Here's how tool use actually works under the hood. When you send a message to an API like Claude or GPT-4, you also send a list of tool definitions — each one a JSON schema describing the function name, its parameters (with types and descriptions), and what it does. The model reads these definitions as part of its context, and when it determines that calling a tool would help answer the user's question, it stops generating text and instead outputs a structured tool-call object: the function name and the arguments it wants to pass. Your application code then executes that function (hitting an API, querying a database, running a calculation), and sends the result back to the model as a new message. The model reads the result and continues generating its response. This is not the model "running code" — it's the model producing structured output that your application interprets and acts on.
The quality of your tool definitions matters enormously. Models pick tools based on their names and descriptions, so a tool called search_docs with the description "Search the internal knowledge base for relevant documents given a natural language query" will get used appropriately, while a tool called sd with no description will confuse the model. Parameter descriptions are equally important — if you have a date parameter, specify the expected format ("ISO 8601, e.g. 2025-03-15") or the model will guess. In the Claude API, you can also add a tool_choice parameter to force the model to use a specific tool, let it choose freely, or prevent tool use entirely. OpenAI's API has equivalent controls. Getting these definitions right is often the difference between a tool-use integration that works reliably and one that breaks on edge cases.

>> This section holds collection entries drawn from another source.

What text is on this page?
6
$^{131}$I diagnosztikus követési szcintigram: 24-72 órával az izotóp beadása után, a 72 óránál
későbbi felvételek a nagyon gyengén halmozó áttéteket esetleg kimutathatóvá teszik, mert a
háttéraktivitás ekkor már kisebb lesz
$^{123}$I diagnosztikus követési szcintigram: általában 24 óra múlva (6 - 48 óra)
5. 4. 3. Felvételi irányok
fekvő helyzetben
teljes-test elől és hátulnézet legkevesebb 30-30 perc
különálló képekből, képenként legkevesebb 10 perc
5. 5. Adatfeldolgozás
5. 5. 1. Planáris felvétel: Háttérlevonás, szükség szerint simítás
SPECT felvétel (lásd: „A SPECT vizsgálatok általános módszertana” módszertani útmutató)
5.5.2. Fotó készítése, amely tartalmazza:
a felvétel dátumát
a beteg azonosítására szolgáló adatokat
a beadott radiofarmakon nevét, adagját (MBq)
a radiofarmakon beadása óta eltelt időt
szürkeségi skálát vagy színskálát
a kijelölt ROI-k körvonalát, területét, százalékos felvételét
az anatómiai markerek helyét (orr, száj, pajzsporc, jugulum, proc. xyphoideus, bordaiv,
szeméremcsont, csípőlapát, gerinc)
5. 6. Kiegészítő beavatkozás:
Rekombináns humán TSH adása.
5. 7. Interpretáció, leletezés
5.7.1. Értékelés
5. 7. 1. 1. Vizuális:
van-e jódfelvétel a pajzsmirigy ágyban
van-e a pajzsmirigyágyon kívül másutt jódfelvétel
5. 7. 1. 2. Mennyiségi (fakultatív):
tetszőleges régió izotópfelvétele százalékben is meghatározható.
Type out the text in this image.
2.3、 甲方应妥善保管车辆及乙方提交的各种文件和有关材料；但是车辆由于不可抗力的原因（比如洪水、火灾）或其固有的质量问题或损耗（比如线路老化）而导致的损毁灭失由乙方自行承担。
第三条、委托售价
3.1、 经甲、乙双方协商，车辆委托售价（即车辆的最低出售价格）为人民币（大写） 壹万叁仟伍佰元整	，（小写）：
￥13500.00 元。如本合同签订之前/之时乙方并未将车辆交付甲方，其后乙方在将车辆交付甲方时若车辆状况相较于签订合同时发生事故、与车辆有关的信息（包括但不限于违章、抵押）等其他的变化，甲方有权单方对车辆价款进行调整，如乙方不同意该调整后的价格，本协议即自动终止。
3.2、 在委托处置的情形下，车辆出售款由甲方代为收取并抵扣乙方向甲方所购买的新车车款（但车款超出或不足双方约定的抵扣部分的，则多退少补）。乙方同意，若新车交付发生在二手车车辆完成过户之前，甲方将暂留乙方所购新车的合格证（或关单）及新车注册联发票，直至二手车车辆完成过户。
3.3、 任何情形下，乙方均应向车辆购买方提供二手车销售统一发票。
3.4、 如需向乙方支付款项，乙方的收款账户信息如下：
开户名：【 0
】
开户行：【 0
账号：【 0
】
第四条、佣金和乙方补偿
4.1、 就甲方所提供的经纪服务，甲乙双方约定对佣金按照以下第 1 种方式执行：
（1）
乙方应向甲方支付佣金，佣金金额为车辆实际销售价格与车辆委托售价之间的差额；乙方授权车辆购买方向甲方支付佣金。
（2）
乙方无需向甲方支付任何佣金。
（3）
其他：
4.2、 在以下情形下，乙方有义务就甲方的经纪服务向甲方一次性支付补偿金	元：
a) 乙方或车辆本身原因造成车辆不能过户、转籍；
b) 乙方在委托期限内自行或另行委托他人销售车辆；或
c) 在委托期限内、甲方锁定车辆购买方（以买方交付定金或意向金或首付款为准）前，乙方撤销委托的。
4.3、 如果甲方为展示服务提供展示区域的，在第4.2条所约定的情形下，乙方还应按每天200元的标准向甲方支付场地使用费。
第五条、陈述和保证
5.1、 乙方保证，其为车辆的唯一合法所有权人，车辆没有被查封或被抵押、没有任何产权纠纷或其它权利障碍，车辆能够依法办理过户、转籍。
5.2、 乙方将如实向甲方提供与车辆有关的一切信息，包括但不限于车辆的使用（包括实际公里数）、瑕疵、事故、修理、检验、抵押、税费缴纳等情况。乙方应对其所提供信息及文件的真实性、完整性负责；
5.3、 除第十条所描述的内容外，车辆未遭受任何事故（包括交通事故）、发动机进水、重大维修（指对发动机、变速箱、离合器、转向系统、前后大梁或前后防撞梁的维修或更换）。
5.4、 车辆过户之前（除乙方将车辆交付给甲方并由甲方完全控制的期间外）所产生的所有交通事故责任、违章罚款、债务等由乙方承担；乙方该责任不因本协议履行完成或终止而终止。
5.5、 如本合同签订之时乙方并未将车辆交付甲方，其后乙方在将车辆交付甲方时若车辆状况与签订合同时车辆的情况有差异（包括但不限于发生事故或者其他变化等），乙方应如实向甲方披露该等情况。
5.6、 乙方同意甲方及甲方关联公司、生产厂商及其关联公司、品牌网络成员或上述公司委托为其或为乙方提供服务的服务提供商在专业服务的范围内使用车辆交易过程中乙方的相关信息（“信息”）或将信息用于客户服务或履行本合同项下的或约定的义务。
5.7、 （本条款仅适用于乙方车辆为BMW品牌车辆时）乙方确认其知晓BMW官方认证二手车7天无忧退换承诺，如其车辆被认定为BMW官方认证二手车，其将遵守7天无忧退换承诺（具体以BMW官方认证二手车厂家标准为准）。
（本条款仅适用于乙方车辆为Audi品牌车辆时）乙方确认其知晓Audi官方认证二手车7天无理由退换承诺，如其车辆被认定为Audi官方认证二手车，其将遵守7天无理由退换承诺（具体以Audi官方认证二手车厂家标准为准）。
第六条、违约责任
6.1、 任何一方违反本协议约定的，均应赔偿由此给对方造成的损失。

Parallel tool calling is a feature that's easy to overlook but significant for performance. When a model needs to gather information from multiple sources — say, checking the weather in three cities — it can emit multiple tool calls in a single response. Your application executes them concurrently and sends all results back at once. Claude, GPT-4, and Gemini all support this. The alternative (sequential calls, one per round trip) adds latency that compounds quickly. If you're building a tool-use integration, design your execution layer to handle arrays of tool calls from the start.
A common gotcha is that tool use is not deterministic. The same prompt with the same tools might lead the model to call different tools, pass different arguments, or choose not to use tools at all. This matters for testing and reliability. Production systems typically include validation logic on the tool-call output — checking that required parameters are present, that values are in expected ranges, that the function name matches a known tool. Some teams add a retry mechanism: if the model emits a malformed tool call, the error is sent back as a tool result and the model gets a chance to try again. This "self-correction" pattern works surprisingly well in practice and is much cheaper than trying to prevent all errors upfront.
The history of tool use in AI models is surprisingly short. OpenAI introduced "function calling" in June 2023 with GPT-3.5 and GPT-4, and it immediately changed what was possible to build. Before that, developers used prompt engineering to get models to output JSON in a particular format, then parsed it with fragile regex — it worked, but it was brittle. Anthropic shipped tool use for Claude in 2024, followed by Google for Gemini. The APIs have converged on very similar designs: you define tools as JSON schemas, the model outputs structured calls, and you handle execution. The introduction of MCP in late 2024 then added a standardized discovery and transport layer on top of this mechanism, so tools could be shared across applications without redefining them for each one.